中国迷爺爺の日記

中国好き独居老人の折々の思い

私が死んでも・・・

2010-10-07 09:30:27 | 身辺雑記
 ずっと前に買った小さな詩集が出てきた。昭和49年発行のものだからもう40年近く前のものだ。英文と日本語訳の2冊になっていて英文のほうは“Love lyrics”、訳文のほうは「愛の詩」となっている。付属のカセットテープがあったはずだが見当たらない。

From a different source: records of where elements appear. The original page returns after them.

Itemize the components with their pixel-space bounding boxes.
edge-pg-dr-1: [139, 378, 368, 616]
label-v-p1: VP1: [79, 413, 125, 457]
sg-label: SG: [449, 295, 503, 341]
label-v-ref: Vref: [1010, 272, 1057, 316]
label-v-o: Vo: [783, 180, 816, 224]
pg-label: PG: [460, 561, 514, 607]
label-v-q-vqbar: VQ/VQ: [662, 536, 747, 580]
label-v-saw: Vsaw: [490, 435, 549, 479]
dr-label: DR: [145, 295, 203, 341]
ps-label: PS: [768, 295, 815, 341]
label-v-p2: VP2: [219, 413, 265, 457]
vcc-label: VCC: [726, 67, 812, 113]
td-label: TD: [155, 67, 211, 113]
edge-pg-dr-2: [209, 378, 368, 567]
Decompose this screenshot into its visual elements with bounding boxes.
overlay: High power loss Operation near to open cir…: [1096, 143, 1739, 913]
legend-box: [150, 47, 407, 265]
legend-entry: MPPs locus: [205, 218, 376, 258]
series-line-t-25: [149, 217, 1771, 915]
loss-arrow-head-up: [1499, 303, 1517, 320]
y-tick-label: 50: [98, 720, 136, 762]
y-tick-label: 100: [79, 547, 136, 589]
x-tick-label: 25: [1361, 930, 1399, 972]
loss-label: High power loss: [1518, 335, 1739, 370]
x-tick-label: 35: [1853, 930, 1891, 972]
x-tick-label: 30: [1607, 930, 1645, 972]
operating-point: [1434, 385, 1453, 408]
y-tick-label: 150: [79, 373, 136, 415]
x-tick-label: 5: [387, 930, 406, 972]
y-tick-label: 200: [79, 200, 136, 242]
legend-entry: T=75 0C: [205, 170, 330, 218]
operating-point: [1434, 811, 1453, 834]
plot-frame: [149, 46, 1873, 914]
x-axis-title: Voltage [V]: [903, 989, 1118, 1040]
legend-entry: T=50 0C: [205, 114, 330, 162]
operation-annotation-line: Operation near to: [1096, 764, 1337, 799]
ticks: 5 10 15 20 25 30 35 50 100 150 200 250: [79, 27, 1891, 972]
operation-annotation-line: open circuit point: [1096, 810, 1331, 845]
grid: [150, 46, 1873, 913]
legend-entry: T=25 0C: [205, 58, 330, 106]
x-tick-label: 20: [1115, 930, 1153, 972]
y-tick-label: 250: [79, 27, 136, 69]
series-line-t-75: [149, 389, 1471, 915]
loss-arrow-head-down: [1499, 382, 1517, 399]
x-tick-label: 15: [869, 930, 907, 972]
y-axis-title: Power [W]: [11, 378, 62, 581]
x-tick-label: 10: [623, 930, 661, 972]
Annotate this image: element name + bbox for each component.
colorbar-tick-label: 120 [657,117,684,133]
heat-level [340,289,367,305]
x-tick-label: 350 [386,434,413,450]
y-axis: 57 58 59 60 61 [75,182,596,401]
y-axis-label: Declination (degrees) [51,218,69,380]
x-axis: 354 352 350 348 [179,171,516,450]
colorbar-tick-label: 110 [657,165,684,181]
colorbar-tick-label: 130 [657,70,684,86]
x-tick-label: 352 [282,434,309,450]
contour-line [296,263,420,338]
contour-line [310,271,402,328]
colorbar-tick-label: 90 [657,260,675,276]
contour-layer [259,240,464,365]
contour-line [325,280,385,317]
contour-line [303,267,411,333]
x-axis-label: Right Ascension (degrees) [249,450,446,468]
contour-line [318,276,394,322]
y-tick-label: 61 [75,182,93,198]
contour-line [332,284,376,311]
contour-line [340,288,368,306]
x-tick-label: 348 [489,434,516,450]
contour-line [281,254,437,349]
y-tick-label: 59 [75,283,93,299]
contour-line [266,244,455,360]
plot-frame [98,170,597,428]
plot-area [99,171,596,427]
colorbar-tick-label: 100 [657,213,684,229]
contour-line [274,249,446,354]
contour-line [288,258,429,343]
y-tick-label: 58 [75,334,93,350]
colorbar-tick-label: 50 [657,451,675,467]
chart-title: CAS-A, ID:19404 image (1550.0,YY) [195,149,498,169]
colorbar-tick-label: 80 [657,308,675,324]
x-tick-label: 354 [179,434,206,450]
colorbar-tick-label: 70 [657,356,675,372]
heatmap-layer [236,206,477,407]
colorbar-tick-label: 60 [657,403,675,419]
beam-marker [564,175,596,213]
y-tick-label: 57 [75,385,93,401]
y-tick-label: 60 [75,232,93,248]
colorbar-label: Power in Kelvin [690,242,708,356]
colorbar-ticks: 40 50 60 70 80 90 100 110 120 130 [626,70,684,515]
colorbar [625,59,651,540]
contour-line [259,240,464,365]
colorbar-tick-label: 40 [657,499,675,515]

 愛を歌った英米の抒情詩を集めたもので、シェークスピア、バイロン、シェリー、ポーなどの作品が21篇収められている。この中の一つに、十九世紀の英国の女流詩人であったクリスティーナ・ロゼッティーの“SONG”があり、とくに有名な作品と言うことだ。邦題は「私が死んでも、いとしいあなた」となっている。この詩集を買った当初からとても気に入った詩だ。この詩の一節を引用してみる。

 私が死んでも、いとしいあなた、
  悲しみの詩(うた)など歌わないでね
 バラの花も、木陰をつくる糸杉も
  私の枕辺に植えたりしないでね
 雨にうたれ、露に濡れた
  緑の芝草だけでじゅうぶんなのよ
 そして、気が向いたら思い出してくださいね
  忘れたって私は構いませんわ。

 私はもう暗闇を見ることもなく
  雨を感じることもなくなるでしょう
 苦しみにたえぬように歌いつづける
  あのナイチンゲールの歌声も聞こえないでしょう
 そして陽の昇り沈むこともない
   薄明の中に夢見ながら
 時折はあなたを偲び
   また時に忘れもいたしましょう。
                 (高田久壽訳)

 妻が逝った後もこの詩を何度も読んだ。もちろん私はその頃は悲しみの中に沈んでばかりいたが、それでも「薄明の中に夢見ている」妻を想像しては、僅かに心を慰められたものだった。